Post-amplification, the generated amplicons were sequenced and a subsequent bioinformatic analysis was performed using the National Center for Biotechnology Information's (NCBI) Basic Local Alignment Search Tool (BLAST), to compare the sequenced amplicons against existing antibody subtype sequences in the database and validate the sequence integrity and specificity.

The process of library preparation was in adherence to manufacturer protocols [User Manual: Chromium Next GEM Single Cell 5′ Reagent Kits v2 (Dual Index)], but briefly utilized specially designed oligonucleotides that were combined with cellular contents to initiate cDNA synthesis. Oligonucleotides composed of a sequence for Illumina R1 (read 1 sequencing oligonucleotide), a 16 nucleotide 10 × Barcode, a 10 nucleotide unique molecular identifier (UMI), and a 13 nucleotide template switch oligo (TSO) were combined with cell lysate containing the necessary components for reverse transcription (RT), including RT reagents and poly(dT) RT oligonucleotides.

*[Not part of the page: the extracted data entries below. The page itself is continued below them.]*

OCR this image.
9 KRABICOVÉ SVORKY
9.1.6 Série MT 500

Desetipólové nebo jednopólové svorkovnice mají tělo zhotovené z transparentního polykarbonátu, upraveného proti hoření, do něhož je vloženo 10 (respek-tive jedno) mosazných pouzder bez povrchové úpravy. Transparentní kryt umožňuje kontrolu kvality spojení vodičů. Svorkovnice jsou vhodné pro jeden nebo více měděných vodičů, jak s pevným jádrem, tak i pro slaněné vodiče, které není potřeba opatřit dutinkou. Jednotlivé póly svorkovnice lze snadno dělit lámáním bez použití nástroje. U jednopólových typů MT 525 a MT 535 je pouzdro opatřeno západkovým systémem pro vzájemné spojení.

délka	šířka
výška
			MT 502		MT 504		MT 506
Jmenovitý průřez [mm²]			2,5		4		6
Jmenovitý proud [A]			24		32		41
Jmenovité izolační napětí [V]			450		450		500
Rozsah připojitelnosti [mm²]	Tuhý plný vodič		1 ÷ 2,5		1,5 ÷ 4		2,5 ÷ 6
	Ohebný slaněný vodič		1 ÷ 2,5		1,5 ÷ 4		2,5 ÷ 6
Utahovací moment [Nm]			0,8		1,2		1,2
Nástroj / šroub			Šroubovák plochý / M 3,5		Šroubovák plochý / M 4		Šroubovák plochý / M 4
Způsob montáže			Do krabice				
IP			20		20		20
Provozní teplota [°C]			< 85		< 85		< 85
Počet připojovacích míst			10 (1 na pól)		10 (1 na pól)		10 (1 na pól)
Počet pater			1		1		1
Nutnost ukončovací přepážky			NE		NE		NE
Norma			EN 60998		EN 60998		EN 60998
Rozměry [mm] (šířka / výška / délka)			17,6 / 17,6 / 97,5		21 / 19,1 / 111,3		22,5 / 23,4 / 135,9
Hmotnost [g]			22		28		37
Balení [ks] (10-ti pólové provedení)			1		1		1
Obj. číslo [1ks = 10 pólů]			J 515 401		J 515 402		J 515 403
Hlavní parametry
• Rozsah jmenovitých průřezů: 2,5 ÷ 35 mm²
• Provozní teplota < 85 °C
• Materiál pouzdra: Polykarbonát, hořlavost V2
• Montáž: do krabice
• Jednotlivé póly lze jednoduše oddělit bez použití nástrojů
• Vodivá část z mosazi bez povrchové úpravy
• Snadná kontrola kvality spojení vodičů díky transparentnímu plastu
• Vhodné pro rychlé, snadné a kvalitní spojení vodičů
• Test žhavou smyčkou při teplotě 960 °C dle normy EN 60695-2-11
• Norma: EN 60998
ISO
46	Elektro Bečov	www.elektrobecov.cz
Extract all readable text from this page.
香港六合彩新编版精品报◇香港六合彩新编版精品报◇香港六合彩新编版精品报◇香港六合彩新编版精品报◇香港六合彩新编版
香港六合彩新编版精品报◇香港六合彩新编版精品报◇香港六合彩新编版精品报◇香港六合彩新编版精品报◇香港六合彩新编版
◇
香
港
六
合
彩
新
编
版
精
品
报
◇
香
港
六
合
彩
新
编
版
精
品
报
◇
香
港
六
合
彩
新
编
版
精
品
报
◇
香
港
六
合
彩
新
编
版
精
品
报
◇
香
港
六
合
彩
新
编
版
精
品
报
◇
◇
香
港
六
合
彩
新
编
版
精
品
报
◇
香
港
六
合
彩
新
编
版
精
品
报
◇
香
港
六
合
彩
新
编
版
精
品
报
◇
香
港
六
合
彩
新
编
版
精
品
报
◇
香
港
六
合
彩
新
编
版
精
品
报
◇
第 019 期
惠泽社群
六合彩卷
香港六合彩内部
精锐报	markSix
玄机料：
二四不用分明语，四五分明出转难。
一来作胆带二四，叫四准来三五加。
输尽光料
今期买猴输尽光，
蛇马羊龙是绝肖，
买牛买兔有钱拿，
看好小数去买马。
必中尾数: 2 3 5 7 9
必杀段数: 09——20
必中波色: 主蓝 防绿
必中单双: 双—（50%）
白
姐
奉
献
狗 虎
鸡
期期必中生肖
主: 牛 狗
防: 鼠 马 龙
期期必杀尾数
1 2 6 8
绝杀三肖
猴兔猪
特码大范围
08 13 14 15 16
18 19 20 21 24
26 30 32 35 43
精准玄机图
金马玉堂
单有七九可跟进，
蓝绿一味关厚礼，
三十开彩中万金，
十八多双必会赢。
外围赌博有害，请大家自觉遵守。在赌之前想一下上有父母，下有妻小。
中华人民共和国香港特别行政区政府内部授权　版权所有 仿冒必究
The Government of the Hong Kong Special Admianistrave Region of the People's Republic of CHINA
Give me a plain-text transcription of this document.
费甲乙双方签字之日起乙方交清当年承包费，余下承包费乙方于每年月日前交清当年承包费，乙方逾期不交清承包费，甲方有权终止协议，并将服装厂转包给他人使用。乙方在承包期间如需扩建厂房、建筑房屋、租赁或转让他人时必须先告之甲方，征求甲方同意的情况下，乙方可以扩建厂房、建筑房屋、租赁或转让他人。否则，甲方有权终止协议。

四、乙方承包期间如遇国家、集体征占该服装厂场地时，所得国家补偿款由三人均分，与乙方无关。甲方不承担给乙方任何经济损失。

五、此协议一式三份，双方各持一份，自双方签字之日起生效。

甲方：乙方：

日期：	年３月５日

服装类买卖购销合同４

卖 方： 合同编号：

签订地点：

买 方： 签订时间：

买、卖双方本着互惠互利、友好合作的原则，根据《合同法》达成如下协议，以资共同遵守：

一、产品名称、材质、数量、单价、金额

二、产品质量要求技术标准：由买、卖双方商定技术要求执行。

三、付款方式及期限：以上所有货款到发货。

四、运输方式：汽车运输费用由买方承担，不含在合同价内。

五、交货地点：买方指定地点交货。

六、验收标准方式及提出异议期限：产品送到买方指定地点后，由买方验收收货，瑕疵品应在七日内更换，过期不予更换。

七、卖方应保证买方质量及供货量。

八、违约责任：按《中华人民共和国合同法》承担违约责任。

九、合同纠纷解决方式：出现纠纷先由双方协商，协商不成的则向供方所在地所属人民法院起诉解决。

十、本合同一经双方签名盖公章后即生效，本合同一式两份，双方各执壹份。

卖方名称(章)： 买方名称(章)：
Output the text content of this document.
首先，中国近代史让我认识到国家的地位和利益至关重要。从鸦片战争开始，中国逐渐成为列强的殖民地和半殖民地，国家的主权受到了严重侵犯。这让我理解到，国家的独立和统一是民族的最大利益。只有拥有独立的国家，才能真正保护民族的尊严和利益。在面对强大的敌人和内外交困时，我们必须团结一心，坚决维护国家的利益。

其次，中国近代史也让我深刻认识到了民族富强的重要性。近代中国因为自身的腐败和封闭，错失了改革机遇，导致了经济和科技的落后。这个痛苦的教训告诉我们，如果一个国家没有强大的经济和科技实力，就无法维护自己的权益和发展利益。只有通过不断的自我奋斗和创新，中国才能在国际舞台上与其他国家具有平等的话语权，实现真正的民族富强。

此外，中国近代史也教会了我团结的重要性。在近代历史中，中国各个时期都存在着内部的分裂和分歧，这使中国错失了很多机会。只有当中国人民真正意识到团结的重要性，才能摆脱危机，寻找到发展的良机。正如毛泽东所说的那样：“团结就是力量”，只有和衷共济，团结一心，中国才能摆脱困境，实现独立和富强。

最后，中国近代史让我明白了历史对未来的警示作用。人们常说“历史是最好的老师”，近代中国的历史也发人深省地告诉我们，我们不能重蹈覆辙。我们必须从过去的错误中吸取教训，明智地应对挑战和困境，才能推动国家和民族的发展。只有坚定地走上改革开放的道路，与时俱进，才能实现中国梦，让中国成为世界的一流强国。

The purification of the 10 × Barcoded first-strand cDNA from these mixtures was achieved using silane magnetic beads, which helped remove residual biochemical reagents and oligonucleotides, and the full-length cDNA underwent PCR amplification using outer oligonucleotides (Pig 1–5) and inner oligonucleotides (Pig 10–16) to target the constant regions of Ig transcripts.

Construction of 10 × genomics 5′ RNA single cell libraries

Single-cell 5′ cDNA + V(D)J libraries were prepared at the DNA Services laboratory of the Roy J. Carver Biotechnology Center at the University of Illinois at Urbana-Champaign. Briefly, Single-cell suspensions were delivered to the Core lab, counted and checked for quality, debris content, and viability using the Nexcelom K2 brightfield/dual florescence cell counter (Nexcelom Biosciences, Lawrence MA) with AO/PI staining. Qualified cell suspensions were then washed with PBS buffer containing 1.0% BSA and recounted for library preparation. The target number of cells(10 k) from each population were then converted into individually barcoded cDNA libraries with the Chromium NextGEM Single-Cell 5′ v2 kit from 10X Genomics (Pleasanton, CA) following the manufacturer’s protocols with the substitution of custom oligonucleotides for pig V(D)J amplification (Pig 1–5, Pig 10–16).

Following ds-cDNA synthesis, individually barcoded dual-index libraries compatible with the Illumina chemistry were constructed and separate V(D)J amplifications performed. The final libraries were quantitated on Qubit (Life Technologies, Grand Island, NY) and the average size determined on the AATI Fragment Analyzer (Agilent Technologies, Santa Clara, CA). Libraries were pooled and the final pool diluted to 5 nM final concentration. The 5 nM dilution was then further quantitated by qPCR on a BioRad CFX Connect Real-Time System (Bio-Rad Laboratories, Inc. CA).

Sequencing

The final 10 × single-cell gene expression and V(D)J library pool was sequenced on the Illumina NovaSeq X Plus system using one lane on the 10B flowcell as paired-reads with 150nt in length for a minimum of 100 k reads per cell for the gene expression and 10 k reads per cell for the V(D)J libraries. The first read of the single cell libraries is used for the UMI and 10 × barcode only, the 2nd read contains the RNA or V(D)J sequencing information. Basecalling and demultiplexing of raw data was done with the Illumina bcl2fastq v2.20 pipeline. Sorted data was posted to a password-secured AWS site for download and downstream processing.